There is something about ending a decade! I have lived for Twenty-nine years, and yet there is still more living to do. I am yet to grasp the year's ending and here we are.
This year sums up the dreams I made of my twenties, and these years sum up the many first milestones of adulting. This decade was quite a ride! From the innocent early twenties to the mid-twenties where realisation first visits you to remind you that, the dreams you had at twenty-five are now coming to an end. In your mid-twenties, you realise the pressure you carry around long before the real drama happens.
And then, you wake up one day and are in the evening of your Twenty-ninth year. A little less sassy than at twenty and more appreciative of a lot of things. I am more appreciative of my friendship with my aunties and my older siblings, I am more appreciative of work and appreciative of my friends that form the more significant part of the support system in the twenties.
By year twenty-nine, you become more consistent in your purpose, in building for the next decade. I am happy to know that my life's purpose has women and girls at the centre of my advocacy. My purpose extends into all the areas that make my life's web. It is beautiful to see what God can do with the purpose He places in our bosoms.
But twenty-nine also carried pain with it and taught me that; life comes with pain as well, whereas I would have been overwhelmed, I choose to celebrate the good days, because as sure as day, the bad days would follow along. After all, life is cut out like that.

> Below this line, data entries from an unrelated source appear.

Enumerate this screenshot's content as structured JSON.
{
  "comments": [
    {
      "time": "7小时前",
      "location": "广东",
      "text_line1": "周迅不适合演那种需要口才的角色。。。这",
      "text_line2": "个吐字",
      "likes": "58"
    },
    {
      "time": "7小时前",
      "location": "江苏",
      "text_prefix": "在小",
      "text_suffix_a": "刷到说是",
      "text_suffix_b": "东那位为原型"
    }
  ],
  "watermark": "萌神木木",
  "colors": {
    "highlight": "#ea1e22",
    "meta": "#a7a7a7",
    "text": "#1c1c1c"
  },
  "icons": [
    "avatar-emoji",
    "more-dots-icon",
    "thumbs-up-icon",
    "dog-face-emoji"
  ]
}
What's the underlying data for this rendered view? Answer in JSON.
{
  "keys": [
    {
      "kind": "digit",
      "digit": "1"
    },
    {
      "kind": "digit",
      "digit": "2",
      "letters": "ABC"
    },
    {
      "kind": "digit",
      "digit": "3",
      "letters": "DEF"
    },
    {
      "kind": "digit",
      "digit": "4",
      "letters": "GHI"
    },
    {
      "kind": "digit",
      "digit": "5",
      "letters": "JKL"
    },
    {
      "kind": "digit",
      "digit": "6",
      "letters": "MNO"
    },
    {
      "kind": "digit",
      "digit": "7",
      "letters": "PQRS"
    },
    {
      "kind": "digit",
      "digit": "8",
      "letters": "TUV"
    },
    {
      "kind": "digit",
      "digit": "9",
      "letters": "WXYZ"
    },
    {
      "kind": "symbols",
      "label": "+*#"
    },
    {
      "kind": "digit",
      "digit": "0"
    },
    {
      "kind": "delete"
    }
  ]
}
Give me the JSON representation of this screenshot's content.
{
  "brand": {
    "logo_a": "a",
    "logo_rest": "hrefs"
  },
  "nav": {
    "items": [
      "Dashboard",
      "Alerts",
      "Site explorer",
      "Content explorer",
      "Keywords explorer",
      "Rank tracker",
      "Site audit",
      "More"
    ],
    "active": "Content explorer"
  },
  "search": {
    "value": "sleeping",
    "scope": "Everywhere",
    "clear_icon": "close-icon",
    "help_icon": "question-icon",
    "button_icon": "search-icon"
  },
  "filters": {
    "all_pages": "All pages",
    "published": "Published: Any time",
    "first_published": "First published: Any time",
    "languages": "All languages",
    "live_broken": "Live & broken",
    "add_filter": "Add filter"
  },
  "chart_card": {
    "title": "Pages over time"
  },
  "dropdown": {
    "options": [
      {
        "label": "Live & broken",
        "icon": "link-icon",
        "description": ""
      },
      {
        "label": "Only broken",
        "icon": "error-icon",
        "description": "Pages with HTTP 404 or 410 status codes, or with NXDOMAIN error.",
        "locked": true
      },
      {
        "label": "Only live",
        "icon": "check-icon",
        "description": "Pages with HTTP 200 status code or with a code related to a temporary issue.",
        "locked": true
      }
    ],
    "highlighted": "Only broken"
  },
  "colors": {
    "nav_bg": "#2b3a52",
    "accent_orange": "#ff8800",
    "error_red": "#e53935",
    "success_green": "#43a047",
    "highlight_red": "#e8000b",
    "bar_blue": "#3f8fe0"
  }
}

I have also come to believe that "Grief really is the price we pay for love" I have cried throughout the decade. I have wept for love lost, loved ones to be gone and love impossible. I have had healing happen only for grief to revisit. In all of it, our greatest loves will be the source of our greatest pains.
I am okay with growing older, it has never been a thing that scared me, I am if anything, thankful for more life here on earth and in that, every new year is a beautiful blessing and reminder that I am still needed here.
And so I charge for thirty a month from now, and I am more than thankful for how far I have come and where I will be in the next decade.